Uno de los personajes memorables de Inside Story –Phoebe Phelps, una amante de juventud, quintaesencia del “terrorismo” del sexo opuesto– ilustra sobre usos y prácticas amorosas que, en los tiempos del Tinder, parecen arqueológicos. Entonces no podía significar sí, de la misma manera que la muerte, el fantasma que sobrevuela toda la novela, no se manifestaba con estruendo, sino a través del rotundo silencio de las ausencias más cercanas. “La vida avanza hacia las muerte a cinco mil latidos por hora”, escribe Amis, que muestra el sentido del libro en una reflexión sobre las divergencias entre la realidad y la ficción. Al contrario que en las novelas, donde hay simetría, orden y disposición, “la escritura de la vida es informe, no apunta a nada ni se agrupa en torno a nada, y carece de coherencia. Artísticamente está muerta. La vida está muerta”.
Philip Larkin
El motor del libro son las muertes de un poeta (Larkin), un novelista (Bellow) y un ensayista (Hitchens). El sortilegio de la ficción permite a Amis obrar el prodigio de resucitarlos, devolviéndolos al curso de una historia donde el pretérito y el presente se alternan con un futuro inmediato que, cumplidos ya los setenta y dos años, es vagamente sombrío. Con el pie casi en el estribo, haciendo recapitulación de sus gloriosas maldades, como cuando le dijo a Graham Greene que la fe debía de ser un gran consuelo para quienes iban a morir pronto, Amis nos deleita con sus confesiones de sobremesa postrera en el salón de su casa inglesa.
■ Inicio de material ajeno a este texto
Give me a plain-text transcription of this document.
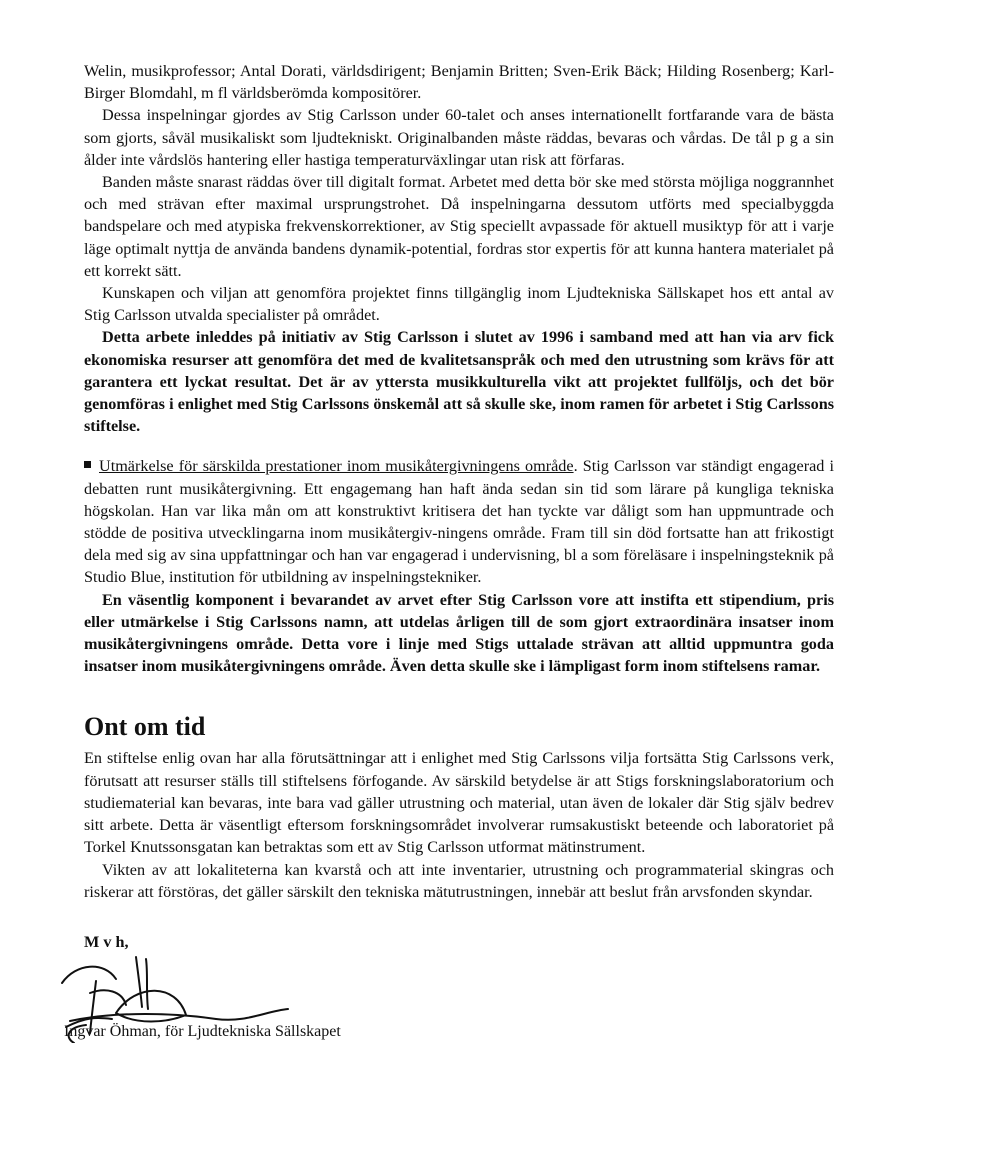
Welin, musikprofessor; Antal Dorati, världsdirigent; Benjamin Britten; Sven-Erik Bäck; Hilding Rosenberg; Karl-Birger Blomdahl, m fl världsberömda kompositörer.

Dessa inspelningar gjordes av Stig Carlsson under 60-talet och anses internationellt fortfarande vara de bästa som gjorts, såväl musikaliskt som ljudtekniskt. Originalbanden måste räddas, bevaras och vårdas. De tål p g a sin ålder inte vårdslös hantering eller hastiga temperaturväxlingar utan risk att förfaras.

Banden måste snarast räddas över till digitalt format. Arbetet med detta bör ske med största möjliga noggrannhet och med strävan efter maximal ursprungstrohet. Då inspelningarna dessutom utförts med specialbyggda bandspelare och med atypiska frekvenskorrektioner, av Stig speciellt avpassade för aktuell musiktyp för att i varje läge optimalt nyttja de använda bandens dynamik-potential, fordras stor expertis för att kunna hantera materialet på ett korrekt sätt.

Kunskapen och viljan att genomföra projektet finns tillgänglig inom Ljudtekniska Sällskapet hos ett antal av Stig Carlsson utvalda specialister på området.

Detta arbete inleddes på initiativ av Stig Carlsson i slutet av 1996 i samband med att han via arv fick ekonomiska resurser att genomföra det med de kvalitetsanspråk och med den utrustning som krävs för att garantera ett lyckat resultat. Det är av yttersta musikkulturella vikt att projektet fullföljs, och det bör genomföras i enlighet med Stig Carlssons önskemål att så skulle ske, inom ramen för arbetet i Stig Carlssons stiftelse.

Utmärkelse för särskilda prestationer inom musikåtergivningens område. Stig Carlsson var ständigt engagerad i debatten runt musikåtergivning. Ett engagemang han haft ända sedan sin tid som lärare på kungliga tekniska högskolan. Han var lika mån om att konstruktivt kritisera det han tyckte var dåligt som han uppmuntrade och stödde de positiva utvecklingarna inom musikåtergiv-ningens område. Fram till sin död fortsatte han att frikostigt dela med sig av sina uppfattningar och han var engagerad i undervisning, bl a som föreläsare i inspelningsteknik på Studio Blue, institution för utbildning av inspelningstekniker.

En väsentlig komponent i bevarandet av arvet efter Stig Carlsson vore att instifta ett stipendium, pris eller utmärkelse i Stig Carlssons namn, att utdelas årligen till de som gjort extraordinära insatser inom musikåtergivningens område. Detta vore i linje med Stigs uttalade strävan att alltid uppmuntra goda insatser inom musikåtergivningens område. Även detta skulle ske i lämpligast form inom stiftelsens ramar.

Ont om tid

En stiftelse enlig ovan har alla förutsättningar att i enlighet med Stig Carlssons vilja fortsätta Stig Carlssons verk, förutsatt att resurser ställs till stiftelsens förfogande. Av särskild betydelse är att Stigs forskningslaboratorium och studiematerial kan bevaras, inte bara vad gäller utrustning och material, utan även de lokaler där Stig själv bedrev sitt arbete. Detta är väsentligt eftersom forskningsområdet involverar rumsakustiskt beteende och laboratoriet på Torkel Knutssonsgatan kan betraktas som ett av Stig Carlsson utformat mätinstrument.

Vikten av att lokaliteterna kan kvarstå och att inte inventarier, utrustning och programmaterial skingras och riskerar att förstöras, det gäller särskilt den tekniska mätutrustningen, innebär att beslut från arvsfonden skyndar.

M v h,

Ingvar Öhman, för Ljudtekniska Sällskapet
En el fondo, con sus chispazos de ingenio y su irreverencia colosal, el escritor británico, firma aquí su teología, que es la disciplina que –al menos para los creyentes– explica cómo abolir la muerte. En un tiempo gobernado por los algoritmos, seducido por la tecnología y condenado a la aceleración perpetua, Amis decide parar y devolver a la escritura su antigua condición sagrada. La vida es un canto al amor y un himno dedicado a la muerte. Eso es todo. Quizás sea algo pronto para decirlo, pero este Amis crepuscular que se despide de nosotros –sus lectores– ha logrado uno de los títulos esenciales del año que empieza. Un libro soberbio.